Human Rights Watch opposes the death penalty as an inherently cruel and inhumane punishment.  As noted above, the death penalty will be widely applicable for crimes tried before the SICT.  Human Rights Watch expresses its grave concern that Article 30(a) of the SICT Statute makes the carrying out of death sentences handed down by the tribunal mandatory, by prohibiting the commutation of death sentences by any government official.  The mandatory application of the death penalty, without any opportunity for clemency, directly violates Iraq’s human rights obligations under the ICCPR. Article 6(4) of the ICCPR states that “anyone sentenced to death shall have the right to seek pardon or commutation of the sentence. Amnesty, pardon or commutation of the sentence of death may be granted in all cases.”
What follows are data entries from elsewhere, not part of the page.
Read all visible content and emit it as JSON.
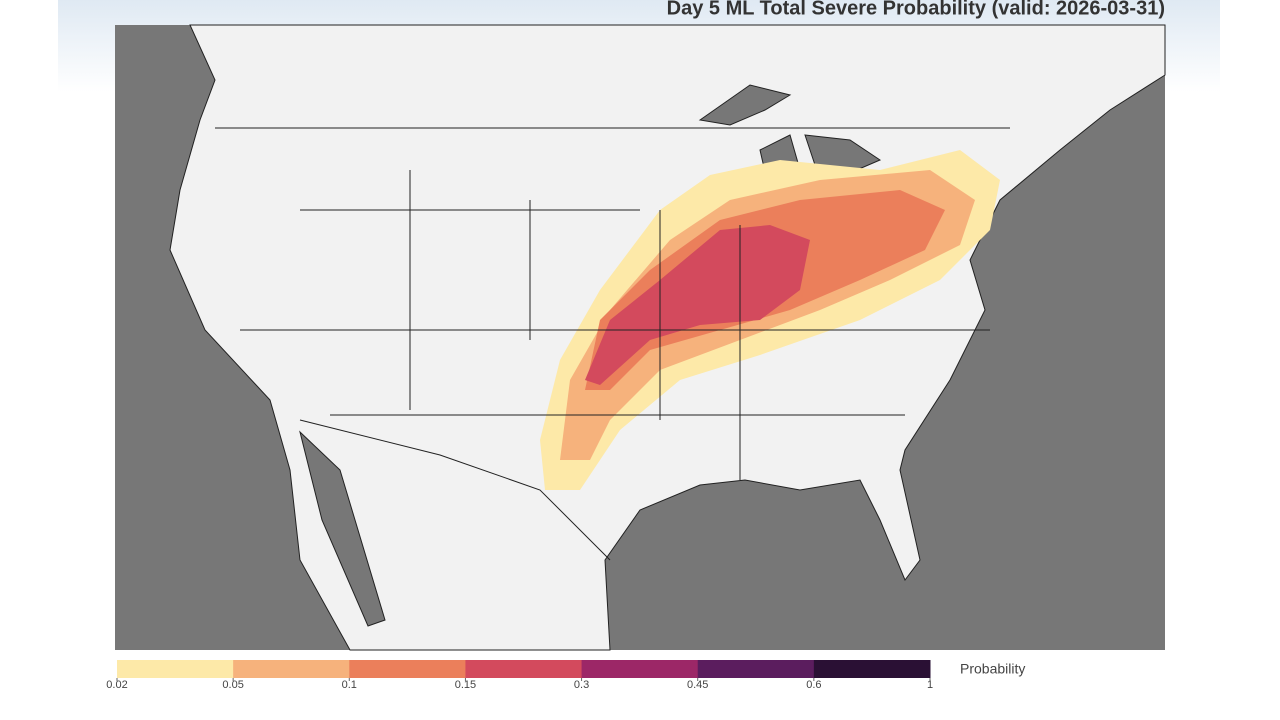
{
  "title": "Day 5 ML Total Severe Probability (valid: 2026-03-31)",
  "colorbar": {
    "label": "Probability",
    "ticks": [
      0.02,
      0.05,
      0.1,
      0.15,
      0.3,
      0.45,
      0.6,
      1
    ],
    "colors": [
      "#fde9a8",
      "#f6b27c",
      "#eb7f5b",
      "#d34a5d",
      "#9c2767",
      "#5b1d5e",
      "#2a1034"
    ]
  }
}
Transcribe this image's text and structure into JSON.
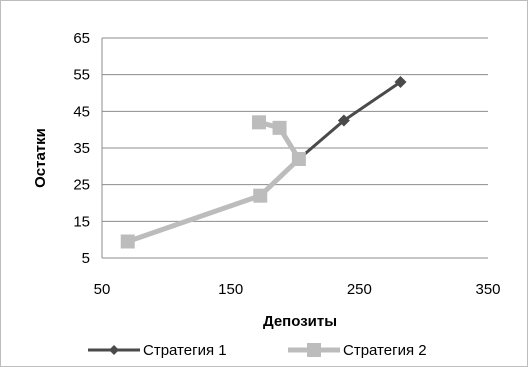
{
  "chart_data": {
    "type": "scatter",
    "title": "",
    "xlabel": "Депозиты",
    "ylabel": "Остатки",
    "xlim": [
      50,
      350
    ],
    "ylim": [
      5,
      65
    ],
    "x_ticks": [
      50,
      150,
      250,
      350
    ],
    "y_ticks": [
      5,
      15,
      25,
      35,
      45,
      55,
      65
    ],
    "grid": "horizontal",
    "legend_position": "bottom",
    "series": [
      {
        "name": "Стратегия 1",
        "color": "#4a4a4a",
        "marker": "diamond",
        "points": [
          {
            "x": 70,
            "y": 9.5
          },
          {
            "x": 173,
            "y": 22
          },
          {
            "x": 203,
            "y": 32
          },
          {
            "x": 238,
            "y": 42.5
          },
          {
            "x": 282,
            "y": 53
          }
        ]
      },
      {
        "name": "Стратегия 2",
        "color": "#bcbcbc",
        "marker": "square",
        "points": [
          {
            "x": 70,
            "y": 9.5
          },
          {
            "x": 173,
            "y": 22
          },
          {
            "x": 203,
            "y": 32
          },
          {
            "x": 188,
            "y": 40.5
          },
          {
            "x": 172,
            "y": 42
          }
        ]
      }
    ]
  }
}
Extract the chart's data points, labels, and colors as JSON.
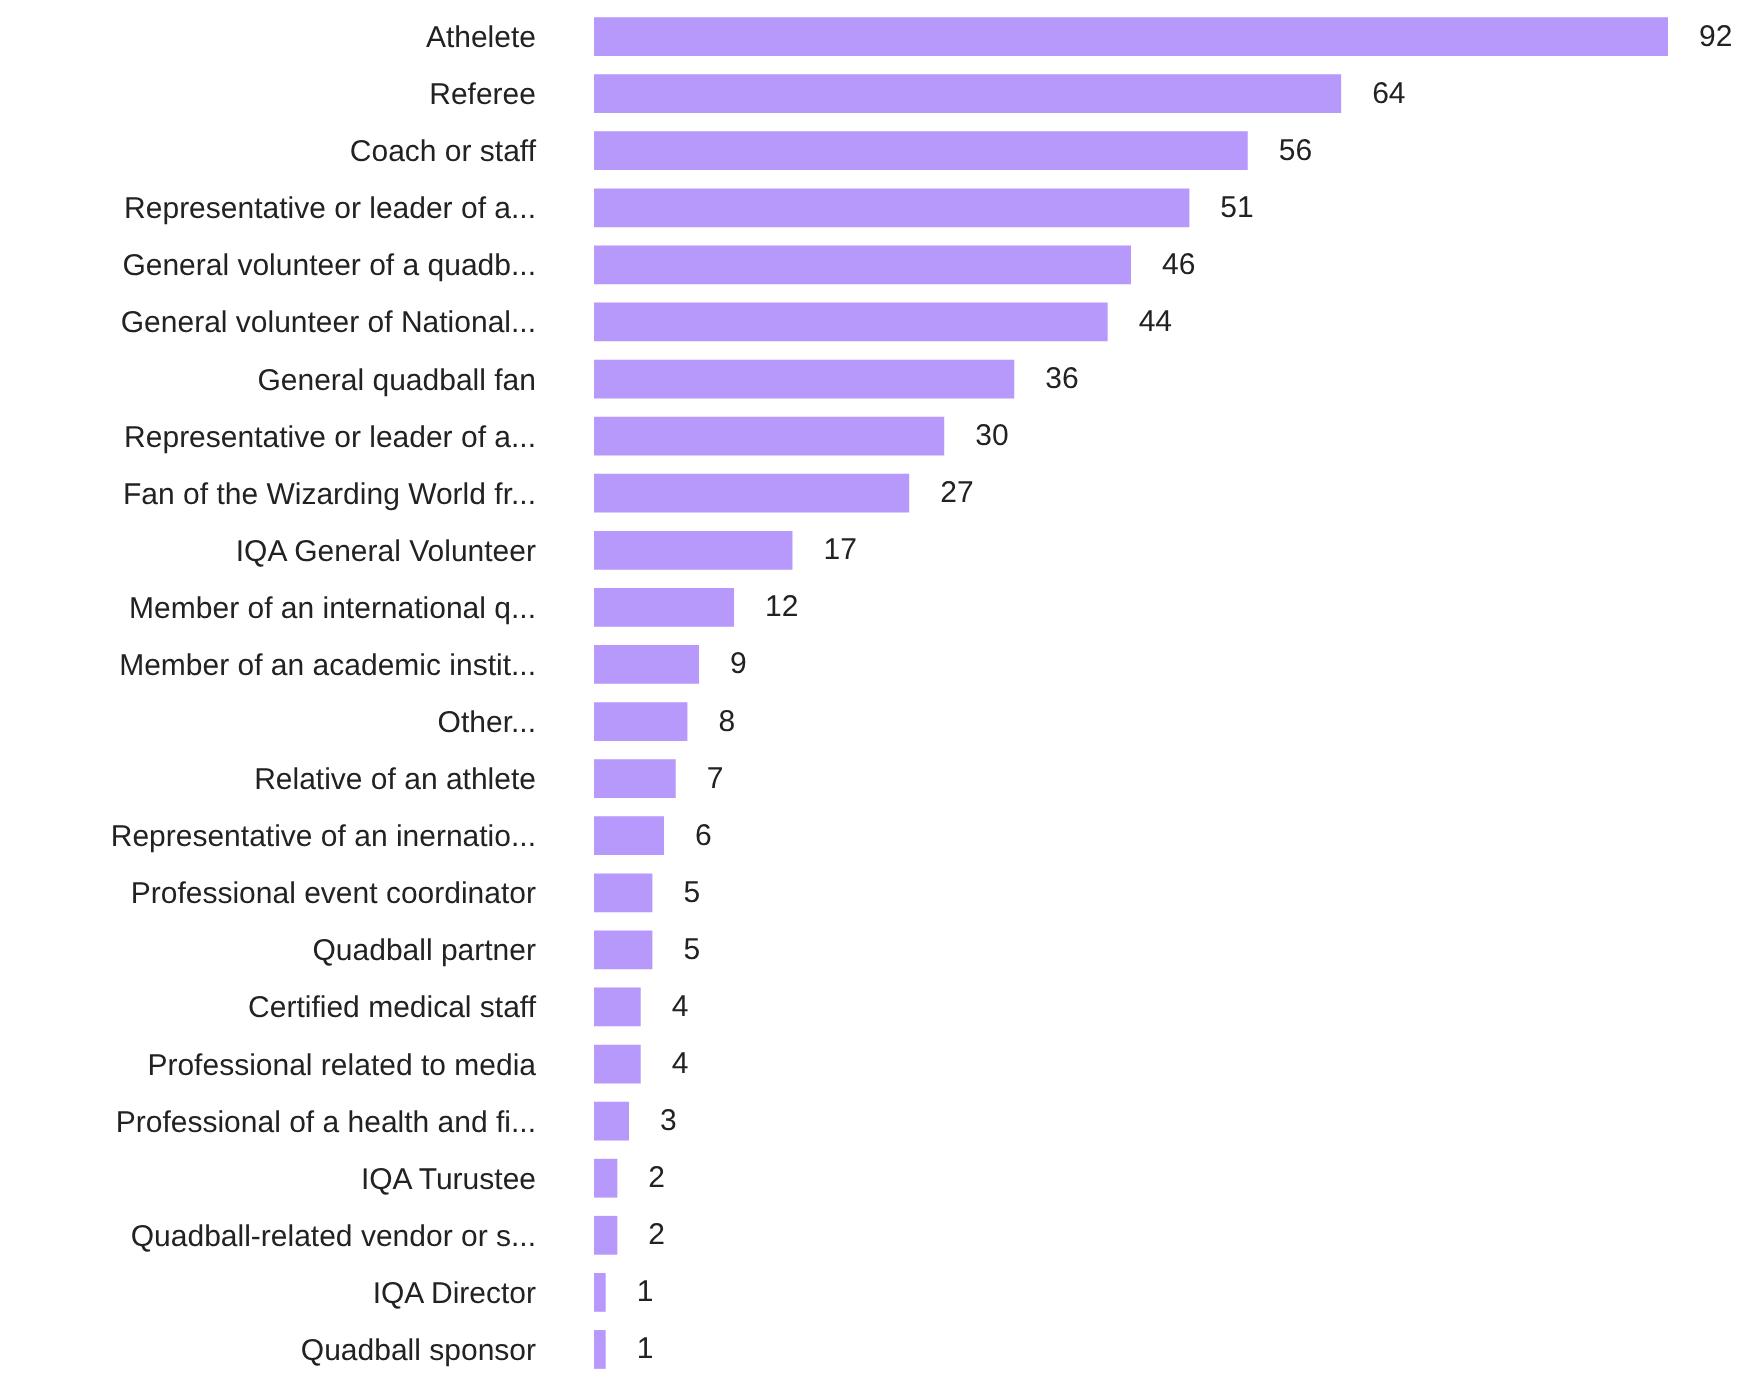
{
  "chart_data": {
    "type": "bar",
    "orientation": "horizontal",
    "data_labels": true,
    "legend": false,
    "categories": [
      "Athelete",
      "Referee",
      "Coach or staff",
      "Representative or leader of a...",
      "General volunteer of a quadb...",
      "General volunteer of National...",
      "General quadball fan",
      "Representative or leader of a...",
      "Fan of the Wizarding World fr...",
      "IQA General Volunteer",
      "Member of an international q...",
      "Member of an academic instit...",
      "Other...",
      "Relative of an athlete",
      "Representative of an inernatio...",
      "Professional event coordinator",
      "Quadball partner",
      "Certified medical staff",
      "Professional related to media",
      "Professional of a health and fi...",
      "IQA Turustee",
      "Quadball-related vendor or s...",
      "IQA Director",
      "Quadball sponsor"
    ],
    "values": [
      92,
      64,
      56,
      51,
      46,
      44,
      36,
      30,
      27,
      17,
      12,
      9,
      8,
      7,
      6,
      5,
      5,
      4,
      4,
      3,
      2,
      2,
      1,
      1
    ],
    "color": "#b799fb"
  }
}
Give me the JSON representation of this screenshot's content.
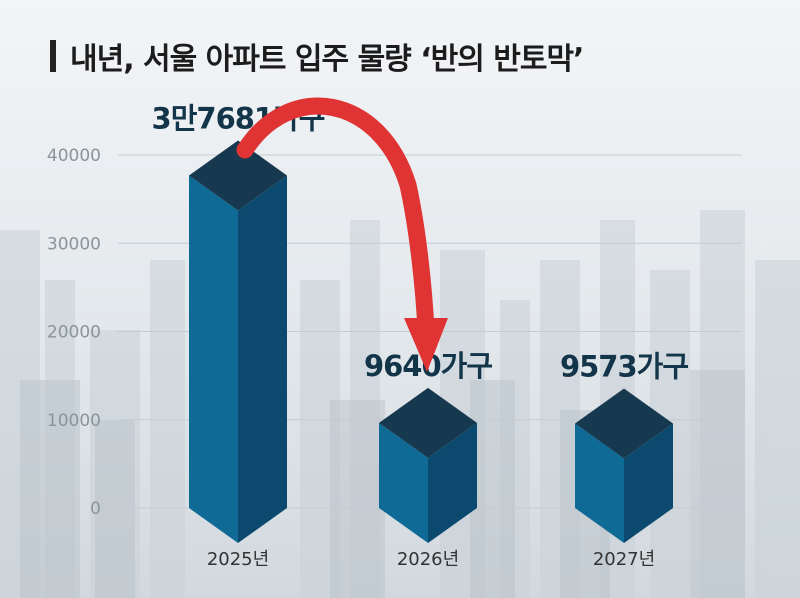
{
  "title": "내년, 서울 아파트 입주 물량 ‘반의 반토막’",
  "chart_data": {
    "type": "bar",
    "categories": [
      "2025년",
      "2026년",
      "2027년"
    ],
    "values": [
      37681,
      9640,
      9573
    ],
    "data_labels": [
      "3만7681가구",
      "9640가구",
      "9573가구"
    ],
    "yticks": [
      0,
      10000,
      20000,
      30000,
      40000
    ],
    "ylim": [
      0,
      40000
    ],
    "grid": true,
    "annotation": "red curved arrow from 2025 bar to 2026 bar"
  },
  "colors": {
    "bar_front": "#0f6a96",
    "bar_side": "#0b4a6e",
    "bar_top": "#17394f",
    "arrow": "#e03434",
    "grid": "#c4ccd2",
    "label": "#13354a"
  }
}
Article 30(b) requires that a sentence be executed no later than thirty days after a final decision is handed down.  This creates the possibility that a person charged in several cases can be tried, convicted and executed for one of those cases, before any other cases are subject to public trial, and as such is likely to deprive victims, witnesses and the Iraqi people as a whole of the opportunity to conclusively establish which individuals were legally responsible for some of the worst human rights violations in Iraq’s history.  The execution of convicted individuals while other charges are pending against them means that there may never be a public accounting of the evidence for and against them in relation to these events.